Camp Oropeza contends that Nakano voted on the day in question, and that
there was no way of knowing in advance that he was hospitalized.

Days later, a missive from Nakano’s campaign accused Oropeza of taking
“political grandstanding to a whole new level,” after she touted the passage
of her Fair-Campaign Pledge bill out of the Assembly. The bill makes more
public the list of candidates who pledge to run “clean” campaigns.

And all that direct-mail commotion is from a single legislative race.

In the Central Valley’s 25th Assembly District race, GOP hopeful Bill Conrad
sent out what many observers are calling the nastiest hit piece in recent
memory, attacking primary opponent Tom Berryhill for having a heart
transplant.

“Tom Berryhill doesn’t have the HEART for State Assembly,” reads the
headline. In a smaller font, the mailer notes that the “average lifespan of
a heart transplant recipient is 7 years,” then goes on to say that
“Berryhill’s transplant was six years ago.”

Berryhill himself was dismayed by the piece.

“Conrad showed his lack of honor and dignity by producing a mailer that is
false, distasteful and hurtful to my family and to so many others,” he said.
“This type of negative campaigning really keeps some good candidates from
running for office.”

The heart transplant smear is not the only questionable part of the mailer.
“Truth 1” on the backside says that Berryhill only moved into the 25th
district after losing another election in the 26th district. That’s
technically true, but Berryhill moved before the 2001 redistricting, meaning
he didn’t enter into the district until after the lines were drawn around
his new home.

“I don’t know what he is talking about,” said Berryhill spokesman Bob
Phelan. “Unfortunately, he is delusional. Conrad is a desperate candidate
and he is going to lose.”

Back in Los Angeles, in the crowded primary in the 41st Assembly District,
Democratic candidate Barry Groveman put out a mailer with a picture of
himself in front of a podium with a Sierra Club logo. “Groveman joins Sierra
Club in opposing LNG plant,” reads the caption.

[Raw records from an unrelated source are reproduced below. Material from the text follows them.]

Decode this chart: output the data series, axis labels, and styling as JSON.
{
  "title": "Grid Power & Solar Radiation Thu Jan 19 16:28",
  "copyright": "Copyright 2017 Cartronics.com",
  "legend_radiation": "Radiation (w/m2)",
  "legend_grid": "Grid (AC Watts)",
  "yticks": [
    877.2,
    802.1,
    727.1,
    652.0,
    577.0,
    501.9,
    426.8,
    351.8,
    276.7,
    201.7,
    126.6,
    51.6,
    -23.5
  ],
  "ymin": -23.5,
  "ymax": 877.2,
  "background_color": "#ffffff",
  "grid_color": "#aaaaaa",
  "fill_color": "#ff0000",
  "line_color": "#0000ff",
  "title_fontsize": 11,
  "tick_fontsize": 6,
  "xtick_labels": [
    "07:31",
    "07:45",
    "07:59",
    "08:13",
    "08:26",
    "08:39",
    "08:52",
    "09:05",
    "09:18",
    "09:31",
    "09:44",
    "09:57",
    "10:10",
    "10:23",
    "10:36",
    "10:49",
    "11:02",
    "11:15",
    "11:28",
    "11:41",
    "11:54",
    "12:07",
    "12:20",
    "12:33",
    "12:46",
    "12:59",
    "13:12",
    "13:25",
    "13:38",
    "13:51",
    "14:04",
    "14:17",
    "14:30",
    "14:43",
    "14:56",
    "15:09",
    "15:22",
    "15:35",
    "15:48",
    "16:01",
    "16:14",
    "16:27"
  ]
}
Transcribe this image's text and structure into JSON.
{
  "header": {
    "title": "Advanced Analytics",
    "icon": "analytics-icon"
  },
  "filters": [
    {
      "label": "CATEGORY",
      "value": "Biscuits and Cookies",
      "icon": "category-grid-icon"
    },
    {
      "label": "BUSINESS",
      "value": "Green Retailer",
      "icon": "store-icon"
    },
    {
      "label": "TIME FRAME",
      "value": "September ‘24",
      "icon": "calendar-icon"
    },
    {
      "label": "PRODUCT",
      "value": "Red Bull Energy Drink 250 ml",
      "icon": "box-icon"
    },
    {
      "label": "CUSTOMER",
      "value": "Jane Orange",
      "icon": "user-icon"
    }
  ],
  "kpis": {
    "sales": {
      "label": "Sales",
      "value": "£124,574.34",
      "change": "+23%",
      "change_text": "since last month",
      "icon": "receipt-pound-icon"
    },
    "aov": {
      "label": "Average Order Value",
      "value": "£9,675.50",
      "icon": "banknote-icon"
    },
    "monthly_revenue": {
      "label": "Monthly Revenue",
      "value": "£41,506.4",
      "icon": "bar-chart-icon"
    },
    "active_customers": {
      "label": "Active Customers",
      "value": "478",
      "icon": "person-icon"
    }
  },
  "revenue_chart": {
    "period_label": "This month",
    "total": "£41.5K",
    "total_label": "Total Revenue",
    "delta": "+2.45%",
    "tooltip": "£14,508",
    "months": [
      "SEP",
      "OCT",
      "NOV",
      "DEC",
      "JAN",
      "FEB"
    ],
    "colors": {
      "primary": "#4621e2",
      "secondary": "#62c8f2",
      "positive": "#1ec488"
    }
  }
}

But the Sierra Club endorsed Groveman’s opponent, Kelly Hayes-Raitt. And
Groveman signed an agreement to not use the logo with the club’s approval.
Howard Strauss, chair of the Sierra Club’s state political committee, sent a
letter to Groveman denouncing the “misleading and improper use of the Sierra
Club name and logo.”

Hayes-Raitt said the mailer undermines the public trust. “Here we have a man
who is a lawyer and certainly understands the law,” she said. “And he
explicity violates an agreement he has with the Sierra Club. That undermines
my trust in him.”

Hoffenblum, who specialized in direct mail when he ran campaigns, says the
increasing negativity of mail pieces–and the decreasing reliability of the
information presented, are hurting campaigns.

“[Mail] is becoming more shrill and as a result it is losing credibility,”
he said. “The effective hit piece is the exception, not the rule.”